Enforce real-time, policy-driven control over every tool invocation — no agent rewrites, no embedded policy code. 

The Security Gap in MCP-Based Architecture

As enterprises adopt agentic AI, the Model Context Protocol (MCP) has become the standard interface for agents to invoke tools via MCP servers. But MCP defines connectivity — not security. 
Without centralized runtime authorization, MCP server access defaults to static credentials, embedded logic, or coarse allowlists — resulting in inconsistent enforcement, excessive privilege, and limited visibility into agent-driven tool usage. 
Uncontrolled Tool Invocation
Agents invoke sensitive tools through MCP servers without contextual, policy-driven runtime evaluation.
Broken Accountability  
On-behalf-of execution chains obscure which human or system ultimately authorized a specific tool action.
Decentralized MCP Server Sprawl 
MCP servers operate across VPCs, developer laptops, and SaaS environments with no shared authorization model or audit layer. 

Declarative Authorization & Security for MCP Servers 

Reva is the centralized authorization and runtime control plane for MCP servers and agent tool access. Through the Reva Trust Gateway, every MCP server request is evaluated in real time against granular access policies, contextual runtime guardrails, and adaptive behavioral risk signals from the Reva Policy Intelligence engine. 

Eliminate Shadow MCP Servers with Automated Discovery 

Reva provides continuous visibility into MCP-based tool ecosystems across hybrid environments. 
MCP Discovery: Automatically identify MCP servers, connected agents, exposed tools, identities, and effective permissions by observing authorization flows and integrating with infrastructure and service registries. 
MCP Access Graph (via Reva Data Fabric): Build a real-time graph of which agents can invoke which tools, through which MCP servers, under which identities and contextual attributes.  
Exposure & Drift Detection: Detect orphaned MCP servers, unused tools, excessive agent permissions, standing privilege, and unauthorized deployments before they become exploitation paths.

Runtime Authorization & Guardrails for Every MCP Server Request 

Reva evaluates authorization policy, runtime guardrails, and behavioral risk together - not as separate control layers. 
Policy-driven invocation control (Trust Gateway): MCP servers call Reva for every tool request.

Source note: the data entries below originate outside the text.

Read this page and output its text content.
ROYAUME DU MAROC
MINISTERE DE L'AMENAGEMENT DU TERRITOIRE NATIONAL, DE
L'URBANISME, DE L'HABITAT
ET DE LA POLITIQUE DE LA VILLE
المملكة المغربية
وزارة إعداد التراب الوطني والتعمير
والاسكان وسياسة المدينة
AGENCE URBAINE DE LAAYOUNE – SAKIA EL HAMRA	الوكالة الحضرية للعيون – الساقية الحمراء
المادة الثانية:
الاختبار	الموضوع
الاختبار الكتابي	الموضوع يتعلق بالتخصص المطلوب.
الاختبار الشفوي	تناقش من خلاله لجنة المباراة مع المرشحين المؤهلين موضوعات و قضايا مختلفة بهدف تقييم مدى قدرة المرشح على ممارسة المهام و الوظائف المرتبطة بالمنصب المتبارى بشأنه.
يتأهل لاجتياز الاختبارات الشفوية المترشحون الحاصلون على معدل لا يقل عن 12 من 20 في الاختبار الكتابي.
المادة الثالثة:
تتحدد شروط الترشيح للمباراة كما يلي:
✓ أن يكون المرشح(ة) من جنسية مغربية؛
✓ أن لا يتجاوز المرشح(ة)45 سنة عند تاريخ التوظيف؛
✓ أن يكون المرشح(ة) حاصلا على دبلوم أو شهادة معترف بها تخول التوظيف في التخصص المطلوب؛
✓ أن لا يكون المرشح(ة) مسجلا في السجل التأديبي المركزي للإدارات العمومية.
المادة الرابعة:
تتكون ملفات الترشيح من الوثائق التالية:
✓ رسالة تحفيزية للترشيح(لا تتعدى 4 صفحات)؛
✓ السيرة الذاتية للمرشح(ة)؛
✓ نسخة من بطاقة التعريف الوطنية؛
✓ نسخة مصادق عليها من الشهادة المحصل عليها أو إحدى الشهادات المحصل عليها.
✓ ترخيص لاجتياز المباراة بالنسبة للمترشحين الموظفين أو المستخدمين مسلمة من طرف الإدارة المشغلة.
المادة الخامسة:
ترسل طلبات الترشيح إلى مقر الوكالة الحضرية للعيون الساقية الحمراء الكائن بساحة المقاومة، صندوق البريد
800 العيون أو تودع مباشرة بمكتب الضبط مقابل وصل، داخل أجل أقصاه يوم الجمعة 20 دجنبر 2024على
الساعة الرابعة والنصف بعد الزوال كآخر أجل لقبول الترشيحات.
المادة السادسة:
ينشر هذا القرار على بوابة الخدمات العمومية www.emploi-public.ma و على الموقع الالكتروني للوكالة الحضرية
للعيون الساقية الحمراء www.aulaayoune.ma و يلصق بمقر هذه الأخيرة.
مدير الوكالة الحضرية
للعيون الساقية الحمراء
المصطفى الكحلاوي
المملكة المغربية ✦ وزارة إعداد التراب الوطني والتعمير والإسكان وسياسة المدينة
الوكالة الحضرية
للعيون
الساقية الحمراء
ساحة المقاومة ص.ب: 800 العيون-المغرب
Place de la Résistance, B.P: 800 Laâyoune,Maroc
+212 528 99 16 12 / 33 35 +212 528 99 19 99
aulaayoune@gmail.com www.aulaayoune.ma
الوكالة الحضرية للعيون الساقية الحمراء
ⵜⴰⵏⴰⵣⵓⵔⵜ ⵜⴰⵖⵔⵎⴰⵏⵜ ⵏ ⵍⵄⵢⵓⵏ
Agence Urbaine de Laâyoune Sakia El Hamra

Reva evaluates who can invoke which tool, via which MCP server, under what identity, attributes, and environmental context. 
Runtime security guardrails: Tool parameters and execution context are validated inline with authorization to prevent unsafe inputs, execution abuse, excessive agency, lateral movement, or unintended data exposure.  
Verified identity & adaptive enforcement: MCP servers propagate OAuth 2.1/OIDC identities with each request. Reva continuously evaluates behavioral patterns and contextual risk signals to dynamically allow, restrict, require approval, or deny execution.

Behavioral Monitoring & Adaptive Control 

Reva moves beyond static authorization by continuously assessing MCP server behavior over time. 
Policy Intelligence: Analyze authorization request patterns to detect anomalous tool invocation behavior, excessive access attempts, or agent goal drift.
Adaptive response orchestration: Automatically trigger access clipping, step-up approvals, delegation controls, quarantine, or revocation — with optional human-in-the-loop workflows.
Explainable decisions: Generate decision snapshots and behavioral evidence for SOC, compliance, and audit reporting.